Geduldsprobe als Dauerzustand

Flüchtling wartet 14 Monate nach HBG-Besuch noch immer auf Asylbescheid

Im Oktober 2015 besuchte Adel Darouish das Bruchsaler Heisenberg-Gymnasium und berichtete von seiner Flucht und seinem Leben in einem Containerdorf am Bahnhof Bad Schönborn-Kronau (s. Archiv 2015/2016 - "Wenn die `Balkanroute´ ein Gesicht bekommt"). Damals hoffte er auf ein zügiges Asylverfahren, um „so schnell wie möglich“ Fuß fassen zu können. Doch daraus wurde nichts. Und seit dem Amtsantritt von Donald Trump als US-Präsident hat Adel Darouish ein weiteres Problem.

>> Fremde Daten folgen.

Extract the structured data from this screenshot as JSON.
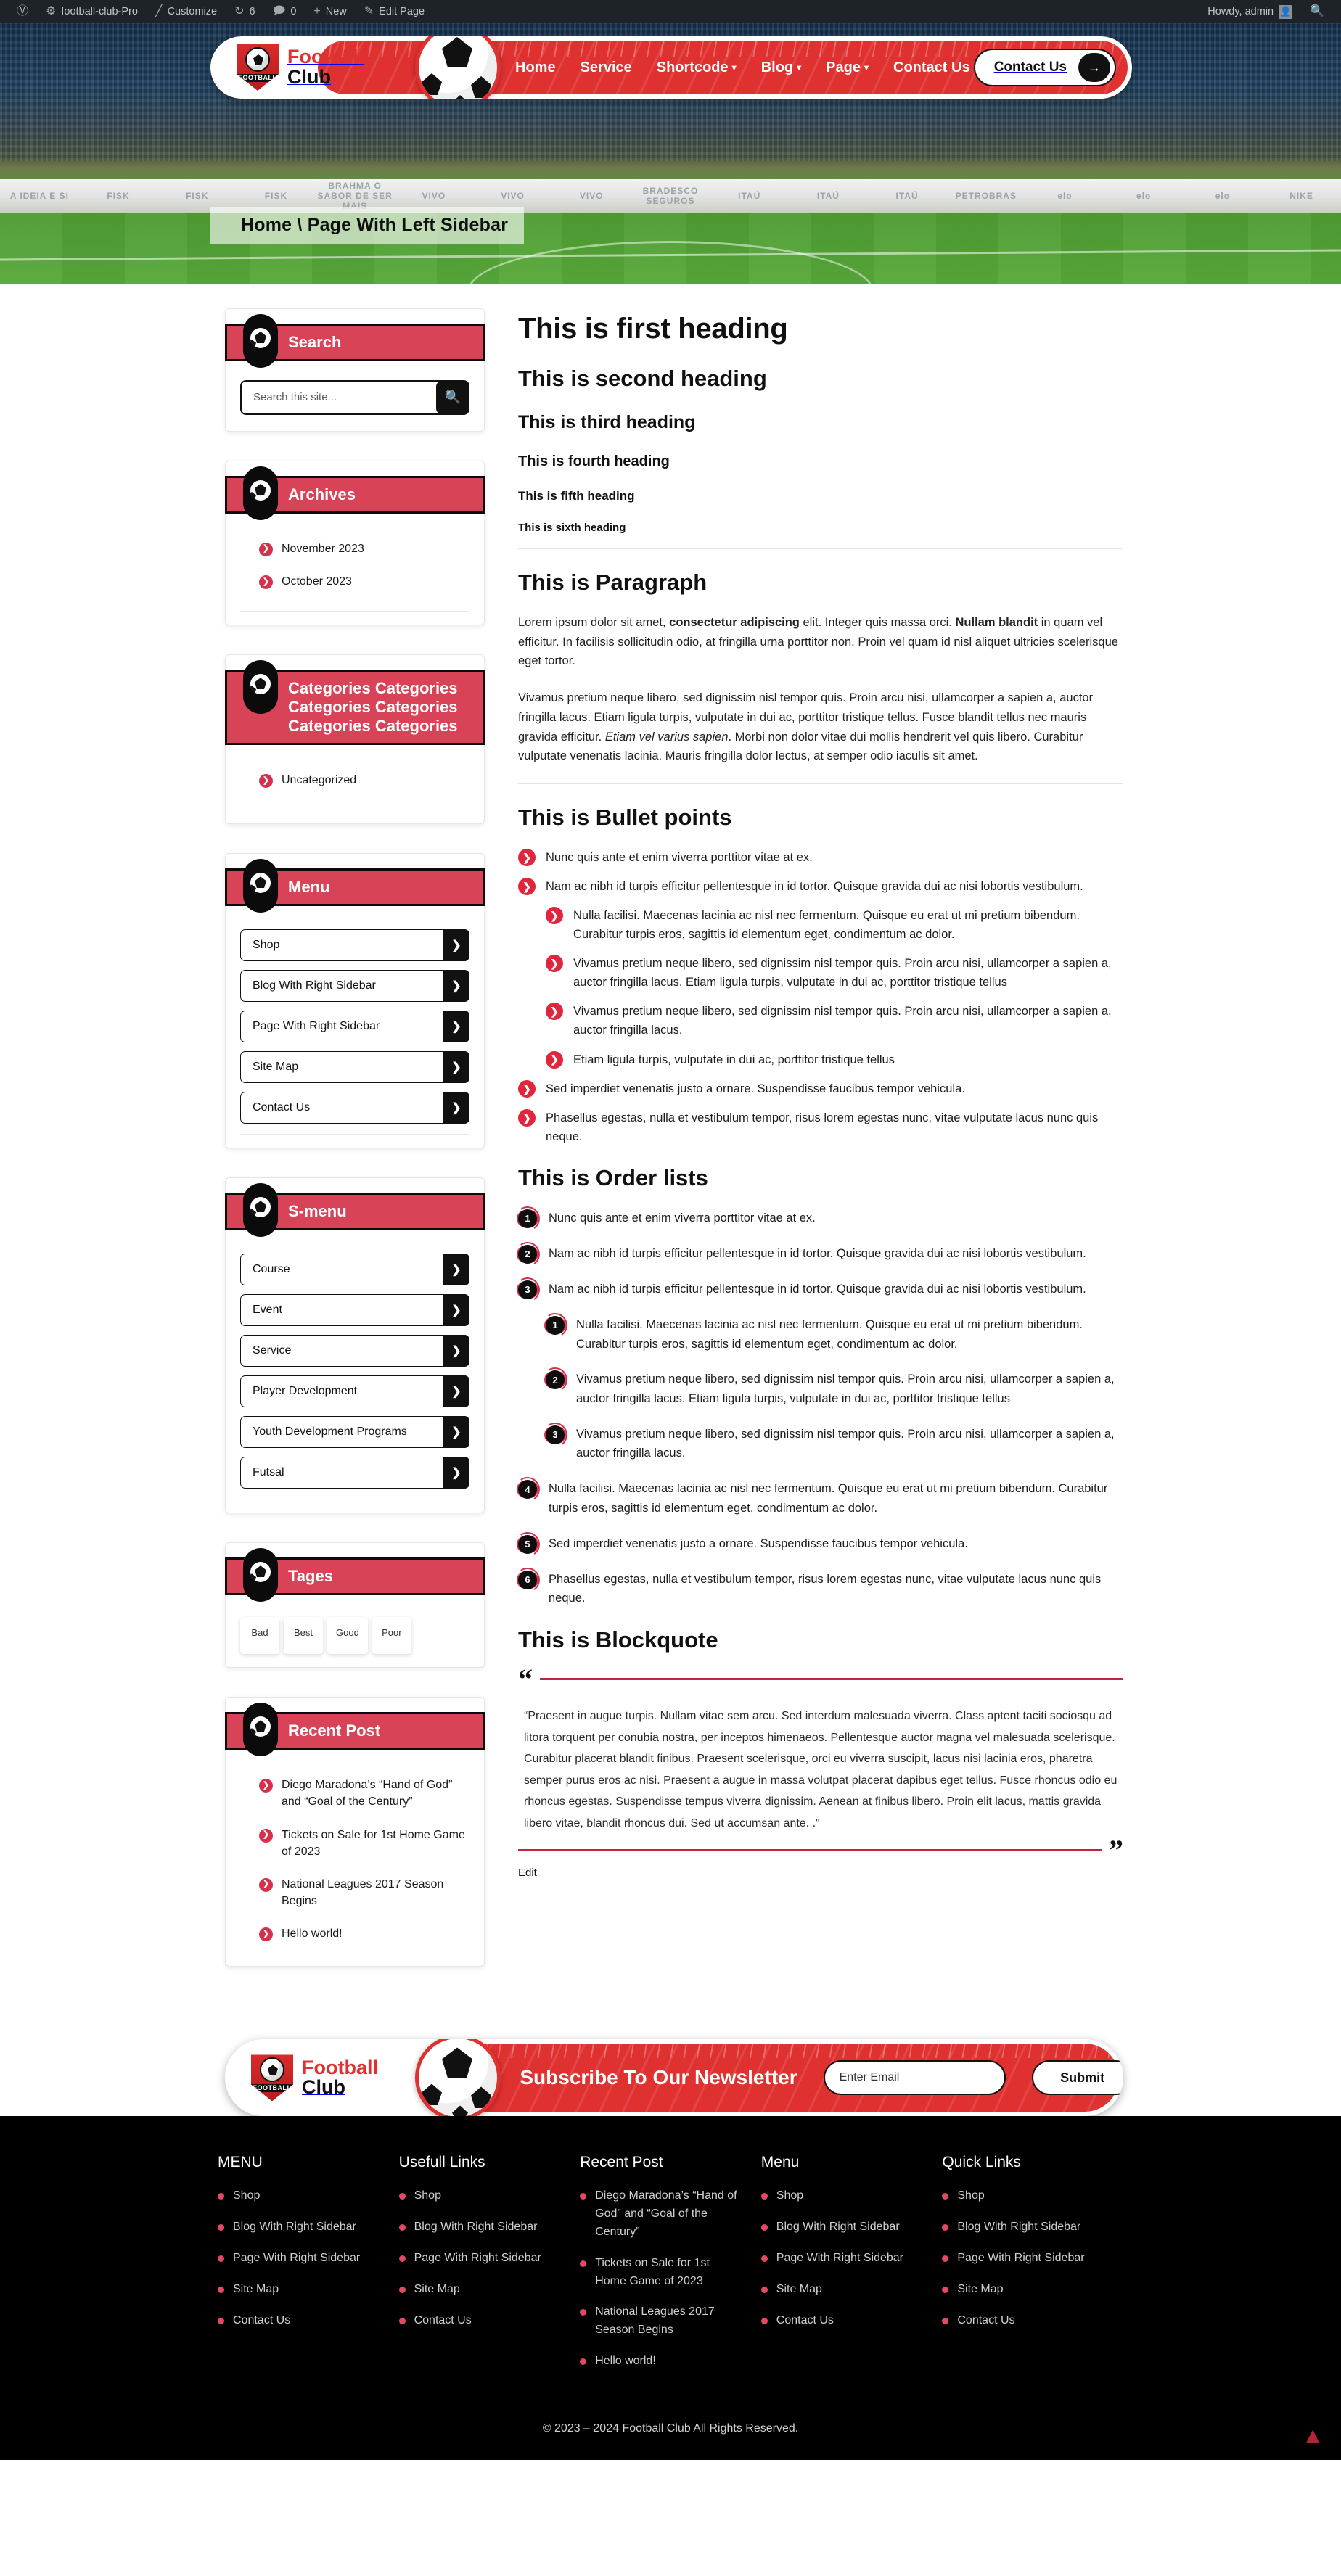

   Bad Schönborn (hb). Den Satz „Sie müssen Geduld haben“ kann Adel Darouish nicht mehr hören. Seit über 20 Monaten, seit Ende Mai 2015, ist der Philosophiedozent aus Damaskus nun schon in Deutschland. Doch wenn Bundesinnenminister Thomas de Maizière oder Vertreter des Bundesamtes für Migration und Flüchtlinge stolz verkünden, die Bearbeitungsdauer eines Asylantrages hätte sich drastisch verkürzt, kann der 37-Jährige nur müde lächeln. Auf einen Bescheid der zuständigen Behörden wartet er in seinem kleinen Dreibettzimmer in der Gemeinschaftsunterkunft Bad Schönborn-Kronau nämlich bis zum heutigen Tag vergebens. „Die Ungewissheit ist das Schlimmste“, sagt der Syrer und zuckt ratlos mit den Schultern. Zweimal schon erschien er zu Interviews, die als Basis für die Asylentscheidung dienen, zuletzt im September. Passiert ist seither jedoch nichts, obwohl sich Darouish mittlerweile einen Anwalt genommen hat (für den er monatlich 50 Euro berappen muss). In dieser Zeit andere Flüchtlinge kommen und gehen zu sehen, mit der Aufenthaltsgenehmigung in der Tasche, sei „schon frustrierend“ gewesen, gesteht er.  
   Dabei ist der ehemalige Goldschmied niemand, der leicht aufgibt. Er nutzt die unfreiwillige Wartezeit, um seine Deutschkenntnisse zu verbessern und für die Führerscheinprüfung zu lernen, besucht regelmäßig Bibliotheken in Bruchsal und Karlsruhe, klärt Schüler über seine Erfahrungen als Kriegsflüchtling auf und hilft anderen Migranten als Dolmetscher und Ansprechpartner im Alltag.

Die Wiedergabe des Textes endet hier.